В приемной с пальмами под потолок у широкого окна сидела молодая женщина.
— Вы по личному или по служебному? — спросила она.
Шугаев улыбнулся:
— Да как вам сказать… По служебному и в то же время по личному.
— Если по служебному, тогда пройдите. Пал Палыч у себя.
— Спасибо, — сказал Шугаев. Взявшись за ручку обитой дерматином двери, он весь подобрался от неприятного волнения, которое всегда ощущал, входя к большому начальству. Чувство это было ненавистно Шугаеву, и он постоянно боролся с ним, но избавиться от него не мог. Однако, переступив порог кабинета, он забыл о своем волнении.
Толстая бордовая дорожка от дверей к массивному столу полностью глушила шаги. Шугаев подошел и, глядя на сидевшего за столом человека, сказал:
— Здравствуйте. Шугаев из санэпидстанции…
Гребенщиков кивнул на кресло у стола, Шугаев присел, держа на коленях папку.
— Вам, вероятно, известно, — с какой-то непроизвольно искательной полуулыбкой начал Шугаев, — что на вашем цемзаводе у троих рабочих обнаружен силикоз и еще двое на подозрении…
У Гребенщикова было крупное, иссеченное морщинами лицо с резким подбородком и большие выпуклые глаза. Внимательно-невозмутимый взгляд этих глаз почему-то мешал Шугаеву свободно говорить.

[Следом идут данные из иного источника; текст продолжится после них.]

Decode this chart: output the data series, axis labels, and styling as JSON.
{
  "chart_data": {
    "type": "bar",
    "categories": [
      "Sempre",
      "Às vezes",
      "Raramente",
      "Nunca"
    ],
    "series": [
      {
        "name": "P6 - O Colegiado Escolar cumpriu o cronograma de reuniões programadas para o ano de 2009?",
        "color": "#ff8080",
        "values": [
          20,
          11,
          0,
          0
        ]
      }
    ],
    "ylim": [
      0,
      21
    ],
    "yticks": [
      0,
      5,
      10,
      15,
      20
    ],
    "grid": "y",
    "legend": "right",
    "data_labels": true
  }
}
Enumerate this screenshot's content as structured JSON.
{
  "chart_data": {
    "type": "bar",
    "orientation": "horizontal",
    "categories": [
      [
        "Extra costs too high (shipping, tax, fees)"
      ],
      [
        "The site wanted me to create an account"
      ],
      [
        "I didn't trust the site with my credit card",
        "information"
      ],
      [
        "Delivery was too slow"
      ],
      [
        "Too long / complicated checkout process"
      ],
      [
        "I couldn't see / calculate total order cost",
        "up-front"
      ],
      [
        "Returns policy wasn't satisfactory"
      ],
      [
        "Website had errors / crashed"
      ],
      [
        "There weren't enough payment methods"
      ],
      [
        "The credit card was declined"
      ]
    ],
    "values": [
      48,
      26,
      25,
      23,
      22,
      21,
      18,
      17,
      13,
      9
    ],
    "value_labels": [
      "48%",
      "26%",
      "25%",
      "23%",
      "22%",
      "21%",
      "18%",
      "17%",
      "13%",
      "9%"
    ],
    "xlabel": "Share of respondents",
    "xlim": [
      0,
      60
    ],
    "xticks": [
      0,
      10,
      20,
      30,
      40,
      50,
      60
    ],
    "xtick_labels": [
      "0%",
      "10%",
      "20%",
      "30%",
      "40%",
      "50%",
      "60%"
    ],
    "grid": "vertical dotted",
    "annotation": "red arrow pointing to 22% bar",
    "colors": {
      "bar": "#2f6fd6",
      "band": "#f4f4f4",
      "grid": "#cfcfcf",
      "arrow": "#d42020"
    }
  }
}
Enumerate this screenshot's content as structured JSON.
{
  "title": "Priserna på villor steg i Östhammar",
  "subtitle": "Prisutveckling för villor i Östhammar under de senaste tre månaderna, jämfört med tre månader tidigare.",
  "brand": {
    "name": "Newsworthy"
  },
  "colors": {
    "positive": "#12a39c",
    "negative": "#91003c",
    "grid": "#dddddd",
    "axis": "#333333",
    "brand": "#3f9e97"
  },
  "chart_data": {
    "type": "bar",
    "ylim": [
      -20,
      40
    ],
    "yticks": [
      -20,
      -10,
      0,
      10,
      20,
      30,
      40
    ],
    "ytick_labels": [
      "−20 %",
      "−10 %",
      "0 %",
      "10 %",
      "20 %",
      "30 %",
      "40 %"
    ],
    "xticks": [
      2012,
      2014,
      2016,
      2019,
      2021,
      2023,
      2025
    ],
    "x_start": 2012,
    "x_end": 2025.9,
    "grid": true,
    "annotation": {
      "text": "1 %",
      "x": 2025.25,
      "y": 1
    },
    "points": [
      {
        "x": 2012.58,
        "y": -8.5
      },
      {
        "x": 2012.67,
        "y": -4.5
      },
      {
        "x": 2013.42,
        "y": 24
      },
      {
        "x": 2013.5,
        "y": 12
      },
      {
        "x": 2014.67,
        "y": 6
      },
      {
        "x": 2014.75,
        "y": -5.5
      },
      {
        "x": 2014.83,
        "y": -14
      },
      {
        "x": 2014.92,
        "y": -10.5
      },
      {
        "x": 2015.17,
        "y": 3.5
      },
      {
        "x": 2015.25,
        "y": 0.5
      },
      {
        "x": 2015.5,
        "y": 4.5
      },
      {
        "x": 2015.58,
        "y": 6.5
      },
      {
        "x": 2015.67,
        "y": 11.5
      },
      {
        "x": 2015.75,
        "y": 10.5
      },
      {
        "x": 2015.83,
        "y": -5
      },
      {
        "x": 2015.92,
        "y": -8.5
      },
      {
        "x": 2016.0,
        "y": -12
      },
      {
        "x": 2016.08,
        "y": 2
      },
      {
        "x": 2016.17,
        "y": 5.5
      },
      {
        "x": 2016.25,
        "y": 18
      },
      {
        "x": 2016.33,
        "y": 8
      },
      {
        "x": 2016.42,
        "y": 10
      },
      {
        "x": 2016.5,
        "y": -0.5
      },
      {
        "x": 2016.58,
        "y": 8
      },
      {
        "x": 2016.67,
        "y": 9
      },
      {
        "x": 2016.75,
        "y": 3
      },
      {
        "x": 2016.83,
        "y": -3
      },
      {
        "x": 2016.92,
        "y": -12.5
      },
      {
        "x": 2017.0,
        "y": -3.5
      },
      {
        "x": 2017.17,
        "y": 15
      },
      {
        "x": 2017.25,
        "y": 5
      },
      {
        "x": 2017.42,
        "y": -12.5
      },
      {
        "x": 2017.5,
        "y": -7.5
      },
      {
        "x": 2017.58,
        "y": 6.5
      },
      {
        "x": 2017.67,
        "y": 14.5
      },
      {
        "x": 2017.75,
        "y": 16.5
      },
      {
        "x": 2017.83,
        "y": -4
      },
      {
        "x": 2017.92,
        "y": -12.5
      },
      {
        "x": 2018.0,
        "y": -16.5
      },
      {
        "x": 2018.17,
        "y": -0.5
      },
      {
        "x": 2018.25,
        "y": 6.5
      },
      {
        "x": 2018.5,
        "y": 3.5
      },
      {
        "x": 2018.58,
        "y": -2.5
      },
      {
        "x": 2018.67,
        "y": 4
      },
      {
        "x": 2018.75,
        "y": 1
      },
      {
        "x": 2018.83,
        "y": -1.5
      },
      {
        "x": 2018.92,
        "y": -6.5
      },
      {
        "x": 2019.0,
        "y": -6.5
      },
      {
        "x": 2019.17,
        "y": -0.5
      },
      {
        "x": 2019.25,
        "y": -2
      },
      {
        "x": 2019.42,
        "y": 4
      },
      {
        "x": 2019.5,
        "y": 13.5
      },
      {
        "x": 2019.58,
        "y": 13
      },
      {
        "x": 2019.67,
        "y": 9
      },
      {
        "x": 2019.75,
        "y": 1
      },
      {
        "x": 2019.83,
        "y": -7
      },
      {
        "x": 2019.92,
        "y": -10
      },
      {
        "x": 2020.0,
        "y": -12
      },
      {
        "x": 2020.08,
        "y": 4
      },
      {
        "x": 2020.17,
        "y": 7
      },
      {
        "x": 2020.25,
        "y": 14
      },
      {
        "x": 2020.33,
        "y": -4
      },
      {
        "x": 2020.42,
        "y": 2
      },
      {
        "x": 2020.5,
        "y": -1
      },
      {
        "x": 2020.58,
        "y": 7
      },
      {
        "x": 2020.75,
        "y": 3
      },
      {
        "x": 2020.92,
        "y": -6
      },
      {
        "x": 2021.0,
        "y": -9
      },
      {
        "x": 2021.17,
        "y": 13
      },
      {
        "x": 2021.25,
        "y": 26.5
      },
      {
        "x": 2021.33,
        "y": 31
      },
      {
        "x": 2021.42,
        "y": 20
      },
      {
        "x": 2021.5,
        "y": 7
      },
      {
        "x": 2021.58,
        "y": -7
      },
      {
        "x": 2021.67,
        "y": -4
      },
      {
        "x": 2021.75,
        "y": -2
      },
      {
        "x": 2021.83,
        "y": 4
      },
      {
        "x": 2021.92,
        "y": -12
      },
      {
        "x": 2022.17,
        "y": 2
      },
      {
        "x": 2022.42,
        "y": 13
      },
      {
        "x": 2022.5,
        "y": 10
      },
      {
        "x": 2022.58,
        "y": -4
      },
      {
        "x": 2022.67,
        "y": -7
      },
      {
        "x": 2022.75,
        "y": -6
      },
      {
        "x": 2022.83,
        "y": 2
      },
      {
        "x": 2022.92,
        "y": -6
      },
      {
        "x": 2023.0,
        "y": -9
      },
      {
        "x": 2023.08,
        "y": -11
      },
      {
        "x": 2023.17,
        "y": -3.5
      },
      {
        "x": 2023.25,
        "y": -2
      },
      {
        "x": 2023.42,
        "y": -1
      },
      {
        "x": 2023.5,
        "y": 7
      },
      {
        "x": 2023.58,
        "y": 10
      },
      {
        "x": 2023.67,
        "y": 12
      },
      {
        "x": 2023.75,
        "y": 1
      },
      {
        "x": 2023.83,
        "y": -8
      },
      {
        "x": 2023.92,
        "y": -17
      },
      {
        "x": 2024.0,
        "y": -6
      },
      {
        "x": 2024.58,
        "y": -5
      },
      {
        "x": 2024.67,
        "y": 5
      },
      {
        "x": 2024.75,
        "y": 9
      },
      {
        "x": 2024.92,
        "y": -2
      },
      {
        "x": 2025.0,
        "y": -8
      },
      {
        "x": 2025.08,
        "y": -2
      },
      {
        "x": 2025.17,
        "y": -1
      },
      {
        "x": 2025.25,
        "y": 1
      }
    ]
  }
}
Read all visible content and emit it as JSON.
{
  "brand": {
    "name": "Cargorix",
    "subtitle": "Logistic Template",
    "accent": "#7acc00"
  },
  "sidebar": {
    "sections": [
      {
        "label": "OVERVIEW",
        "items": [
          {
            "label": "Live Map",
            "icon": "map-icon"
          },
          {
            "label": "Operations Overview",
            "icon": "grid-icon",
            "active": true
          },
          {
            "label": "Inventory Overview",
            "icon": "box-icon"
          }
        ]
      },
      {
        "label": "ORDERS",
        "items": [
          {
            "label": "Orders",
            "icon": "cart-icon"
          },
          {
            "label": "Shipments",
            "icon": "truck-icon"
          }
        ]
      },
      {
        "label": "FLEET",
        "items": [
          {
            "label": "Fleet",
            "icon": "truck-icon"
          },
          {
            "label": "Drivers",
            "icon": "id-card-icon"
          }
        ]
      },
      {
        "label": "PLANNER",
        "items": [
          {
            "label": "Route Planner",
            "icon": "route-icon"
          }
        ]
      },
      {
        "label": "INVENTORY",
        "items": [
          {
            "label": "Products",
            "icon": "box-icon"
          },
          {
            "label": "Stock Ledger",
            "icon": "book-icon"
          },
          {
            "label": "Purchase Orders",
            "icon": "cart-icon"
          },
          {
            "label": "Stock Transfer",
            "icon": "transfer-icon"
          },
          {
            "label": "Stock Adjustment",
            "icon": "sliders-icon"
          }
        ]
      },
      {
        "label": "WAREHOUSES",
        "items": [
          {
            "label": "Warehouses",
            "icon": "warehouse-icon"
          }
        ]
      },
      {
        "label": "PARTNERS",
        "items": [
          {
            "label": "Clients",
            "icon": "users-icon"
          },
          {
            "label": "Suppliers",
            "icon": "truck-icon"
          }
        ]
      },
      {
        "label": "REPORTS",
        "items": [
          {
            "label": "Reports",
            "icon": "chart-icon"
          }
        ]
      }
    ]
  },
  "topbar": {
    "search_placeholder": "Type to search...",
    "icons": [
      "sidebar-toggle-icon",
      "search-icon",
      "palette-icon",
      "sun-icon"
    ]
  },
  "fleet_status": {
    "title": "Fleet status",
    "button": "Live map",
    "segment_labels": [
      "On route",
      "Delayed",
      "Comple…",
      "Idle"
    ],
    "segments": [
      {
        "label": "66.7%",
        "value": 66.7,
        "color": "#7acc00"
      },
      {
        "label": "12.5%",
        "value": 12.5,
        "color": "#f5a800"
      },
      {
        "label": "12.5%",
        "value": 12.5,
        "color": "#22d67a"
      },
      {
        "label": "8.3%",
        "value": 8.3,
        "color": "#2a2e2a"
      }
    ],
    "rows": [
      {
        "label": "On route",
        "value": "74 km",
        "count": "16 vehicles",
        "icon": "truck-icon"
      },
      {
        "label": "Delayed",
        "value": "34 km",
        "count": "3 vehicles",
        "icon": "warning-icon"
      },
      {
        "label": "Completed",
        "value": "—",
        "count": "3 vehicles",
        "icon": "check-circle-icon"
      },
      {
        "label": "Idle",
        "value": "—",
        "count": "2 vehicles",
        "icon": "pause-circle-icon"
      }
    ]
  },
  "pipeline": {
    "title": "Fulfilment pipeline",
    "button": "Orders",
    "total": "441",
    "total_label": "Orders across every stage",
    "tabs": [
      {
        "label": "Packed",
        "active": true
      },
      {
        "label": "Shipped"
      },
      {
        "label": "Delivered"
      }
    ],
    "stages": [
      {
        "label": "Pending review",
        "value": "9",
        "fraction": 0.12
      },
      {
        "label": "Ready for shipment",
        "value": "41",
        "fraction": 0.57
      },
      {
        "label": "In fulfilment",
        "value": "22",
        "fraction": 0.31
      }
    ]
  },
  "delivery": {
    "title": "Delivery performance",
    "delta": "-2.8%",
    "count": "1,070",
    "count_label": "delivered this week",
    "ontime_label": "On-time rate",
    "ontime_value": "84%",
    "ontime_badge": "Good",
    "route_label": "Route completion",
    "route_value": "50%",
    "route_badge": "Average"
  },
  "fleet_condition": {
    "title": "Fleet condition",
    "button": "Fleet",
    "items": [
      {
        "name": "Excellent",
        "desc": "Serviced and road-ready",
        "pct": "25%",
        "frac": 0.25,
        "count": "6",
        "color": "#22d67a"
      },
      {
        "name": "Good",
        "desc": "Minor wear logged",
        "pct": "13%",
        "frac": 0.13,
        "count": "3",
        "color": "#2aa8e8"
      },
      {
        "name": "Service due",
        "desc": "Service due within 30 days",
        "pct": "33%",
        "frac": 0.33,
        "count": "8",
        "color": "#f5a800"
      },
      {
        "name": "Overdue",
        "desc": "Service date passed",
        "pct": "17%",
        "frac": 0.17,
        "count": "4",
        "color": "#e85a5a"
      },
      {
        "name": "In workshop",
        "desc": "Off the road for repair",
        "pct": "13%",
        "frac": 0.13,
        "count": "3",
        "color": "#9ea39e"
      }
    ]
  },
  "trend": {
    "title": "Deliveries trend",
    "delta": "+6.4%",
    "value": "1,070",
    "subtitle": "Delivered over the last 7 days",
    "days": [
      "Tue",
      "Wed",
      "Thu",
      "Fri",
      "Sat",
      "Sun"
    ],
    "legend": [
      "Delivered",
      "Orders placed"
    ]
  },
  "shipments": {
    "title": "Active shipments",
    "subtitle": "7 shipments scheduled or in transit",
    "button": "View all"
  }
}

— Мы тщательно обследовали завод и установили, что концентрация пыли на рабочих местах в сотни раз превышает норму… Сквозь дыры и щели кожухов вовсю свистит пыль… ну и, естественно, отсосать ее нет никакой возможности. Да вы, наверное, и сами знаете, какая там система отсоса… Крутится на стенах с десяток осевых вентиляторов, но толку от них ни малейшего… Рабочие открывают окна и двери, да разве это поможет? Фабричные респираторы почти никто не надевает, говорят, дышать через них тяжело — и это действительно так, — пользуются марлевыми… Одним словом, положение угрожающее.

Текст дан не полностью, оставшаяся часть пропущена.